### CS558 Computer Networks, Homework 2

• Question 1

• Give the state transition diagram for the M/M/2 (2 servers with infinite queue size) queueing system (10 pts)

• Give the set of equilibrium equations for the M/M/2 queueing system (10 pts)

• Give an expression the steady state probabilities

 p1 pk, for k ≥ 2

in terms of p0 (10 pts)

• Give an expression for p0 in terms of the arrival rate λ and service rate μ (without a sum of infinite number of terms - work out the summation !!!) (10 pts)

• Give an expression for the average queue length in terms of the arrival rate λ and service rate μ (without a sum of infinite number of terms - work out the summation !!!) (10 pts)

• Question 2: Repair shop

• An office operates 5 high speed printers.

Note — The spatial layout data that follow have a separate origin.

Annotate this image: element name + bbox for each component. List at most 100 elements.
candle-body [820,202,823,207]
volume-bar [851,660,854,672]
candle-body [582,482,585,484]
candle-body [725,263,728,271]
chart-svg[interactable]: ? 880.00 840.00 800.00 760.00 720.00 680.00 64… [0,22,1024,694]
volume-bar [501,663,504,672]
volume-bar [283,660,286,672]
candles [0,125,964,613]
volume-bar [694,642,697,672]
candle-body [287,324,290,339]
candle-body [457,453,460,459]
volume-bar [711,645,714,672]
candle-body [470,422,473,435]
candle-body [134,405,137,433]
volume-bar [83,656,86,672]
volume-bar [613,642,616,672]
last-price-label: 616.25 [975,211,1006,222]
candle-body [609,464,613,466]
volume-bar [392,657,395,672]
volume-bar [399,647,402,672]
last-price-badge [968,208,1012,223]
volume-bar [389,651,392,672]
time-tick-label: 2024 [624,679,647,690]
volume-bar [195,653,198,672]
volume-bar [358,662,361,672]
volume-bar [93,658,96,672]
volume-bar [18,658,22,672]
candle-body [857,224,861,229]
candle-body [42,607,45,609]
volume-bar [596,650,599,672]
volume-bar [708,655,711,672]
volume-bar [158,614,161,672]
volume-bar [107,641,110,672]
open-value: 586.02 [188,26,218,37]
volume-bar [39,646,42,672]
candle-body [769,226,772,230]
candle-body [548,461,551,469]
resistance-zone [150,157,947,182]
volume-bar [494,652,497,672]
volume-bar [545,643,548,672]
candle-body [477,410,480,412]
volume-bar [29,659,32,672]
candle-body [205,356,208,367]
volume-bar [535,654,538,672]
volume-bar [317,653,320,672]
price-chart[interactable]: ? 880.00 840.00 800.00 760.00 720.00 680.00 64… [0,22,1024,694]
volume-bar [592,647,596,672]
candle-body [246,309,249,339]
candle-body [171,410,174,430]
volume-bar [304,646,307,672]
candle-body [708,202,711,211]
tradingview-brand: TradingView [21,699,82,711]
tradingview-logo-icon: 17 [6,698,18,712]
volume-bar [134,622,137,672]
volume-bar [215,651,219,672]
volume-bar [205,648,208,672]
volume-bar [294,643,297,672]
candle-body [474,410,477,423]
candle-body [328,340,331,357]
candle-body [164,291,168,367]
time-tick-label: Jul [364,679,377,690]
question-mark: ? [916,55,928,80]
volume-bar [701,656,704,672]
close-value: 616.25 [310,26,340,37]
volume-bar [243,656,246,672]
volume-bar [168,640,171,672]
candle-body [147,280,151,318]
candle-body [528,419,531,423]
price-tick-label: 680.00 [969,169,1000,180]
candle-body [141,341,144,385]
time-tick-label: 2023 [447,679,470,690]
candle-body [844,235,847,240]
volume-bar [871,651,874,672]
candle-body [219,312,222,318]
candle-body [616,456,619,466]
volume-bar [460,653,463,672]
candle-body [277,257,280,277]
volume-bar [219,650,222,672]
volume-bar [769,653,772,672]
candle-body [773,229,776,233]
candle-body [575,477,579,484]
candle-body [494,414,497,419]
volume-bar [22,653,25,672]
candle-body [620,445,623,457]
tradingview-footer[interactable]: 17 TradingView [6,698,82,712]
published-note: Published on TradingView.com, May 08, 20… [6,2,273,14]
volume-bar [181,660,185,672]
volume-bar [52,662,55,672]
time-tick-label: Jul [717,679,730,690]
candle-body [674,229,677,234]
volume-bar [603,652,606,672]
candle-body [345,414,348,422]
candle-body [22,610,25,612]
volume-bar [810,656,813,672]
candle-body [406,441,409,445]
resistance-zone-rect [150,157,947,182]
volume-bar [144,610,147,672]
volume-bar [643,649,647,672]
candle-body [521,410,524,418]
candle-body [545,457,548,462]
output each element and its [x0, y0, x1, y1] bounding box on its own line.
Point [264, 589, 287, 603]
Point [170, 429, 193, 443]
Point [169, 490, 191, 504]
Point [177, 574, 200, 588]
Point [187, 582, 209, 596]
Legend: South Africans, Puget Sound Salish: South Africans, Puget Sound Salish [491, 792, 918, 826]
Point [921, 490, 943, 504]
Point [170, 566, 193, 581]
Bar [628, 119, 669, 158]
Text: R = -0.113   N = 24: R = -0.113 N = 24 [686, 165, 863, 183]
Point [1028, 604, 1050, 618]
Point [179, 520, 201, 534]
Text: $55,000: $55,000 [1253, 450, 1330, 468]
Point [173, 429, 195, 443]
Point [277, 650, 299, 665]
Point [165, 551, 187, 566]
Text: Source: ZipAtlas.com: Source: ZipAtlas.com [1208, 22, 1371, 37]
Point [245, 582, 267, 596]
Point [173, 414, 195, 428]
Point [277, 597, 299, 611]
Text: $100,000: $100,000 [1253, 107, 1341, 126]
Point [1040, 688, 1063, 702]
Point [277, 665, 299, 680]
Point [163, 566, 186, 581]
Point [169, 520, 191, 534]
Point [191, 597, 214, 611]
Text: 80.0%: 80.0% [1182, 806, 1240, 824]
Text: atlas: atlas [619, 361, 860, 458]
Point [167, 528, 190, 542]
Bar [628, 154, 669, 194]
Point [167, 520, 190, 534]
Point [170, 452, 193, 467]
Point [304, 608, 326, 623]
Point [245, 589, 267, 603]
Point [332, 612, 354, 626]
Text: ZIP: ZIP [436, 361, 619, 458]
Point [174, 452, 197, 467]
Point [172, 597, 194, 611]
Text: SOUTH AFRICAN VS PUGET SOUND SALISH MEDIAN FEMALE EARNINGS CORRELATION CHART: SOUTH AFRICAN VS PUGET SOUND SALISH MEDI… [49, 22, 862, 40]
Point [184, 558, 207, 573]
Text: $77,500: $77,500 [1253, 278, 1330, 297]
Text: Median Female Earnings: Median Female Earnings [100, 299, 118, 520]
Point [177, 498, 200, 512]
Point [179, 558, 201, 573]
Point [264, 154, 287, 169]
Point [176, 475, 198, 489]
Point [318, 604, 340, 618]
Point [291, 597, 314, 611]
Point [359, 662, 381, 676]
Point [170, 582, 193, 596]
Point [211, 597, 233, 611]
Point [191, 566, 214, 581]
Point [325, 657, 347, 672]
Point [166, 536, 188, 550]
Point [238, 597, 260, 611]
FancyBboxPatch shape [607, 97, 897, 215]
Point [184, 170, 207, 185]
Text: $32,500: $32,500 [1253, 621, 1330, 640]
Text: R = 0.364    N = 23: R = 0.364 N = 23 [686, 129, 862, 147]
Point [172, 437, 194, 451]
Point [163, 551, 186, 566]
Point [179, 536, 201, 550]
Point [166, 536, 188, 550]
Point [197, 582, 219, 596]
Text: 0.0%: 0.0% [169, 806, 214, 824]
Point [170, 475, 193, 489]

Each printer has a exponentially distributed operational lifetime with an average life time of 1/λ. This will result in a Poission process with rate λ. Printer failures are independent; so the printer "failure rate" when k printers are operational is equal to k × λ

The office has a printer repait shop with one printer repair technician. The technician can repair a printer in an average repair time of 1/μ. This will result in a Poission process with rate μ.

• Questions:

 Give the state transition diagram for this Birth-death process (10 pts) Give the set of equilibrium equations (10 pts) Solve the equilibrium equations ( numerically ) and give the steady state probabilities ( numerical values ) for the case when λ = 1 and μ = 2 (10 pts) Compute (numerically) the average queue length for the case when λ = 1 and μ = 2 (10 pts) Compute (numerically) the average arrival rate of the printers to the repair shop for the case when λ = 1 and μ = 2 (10 pts)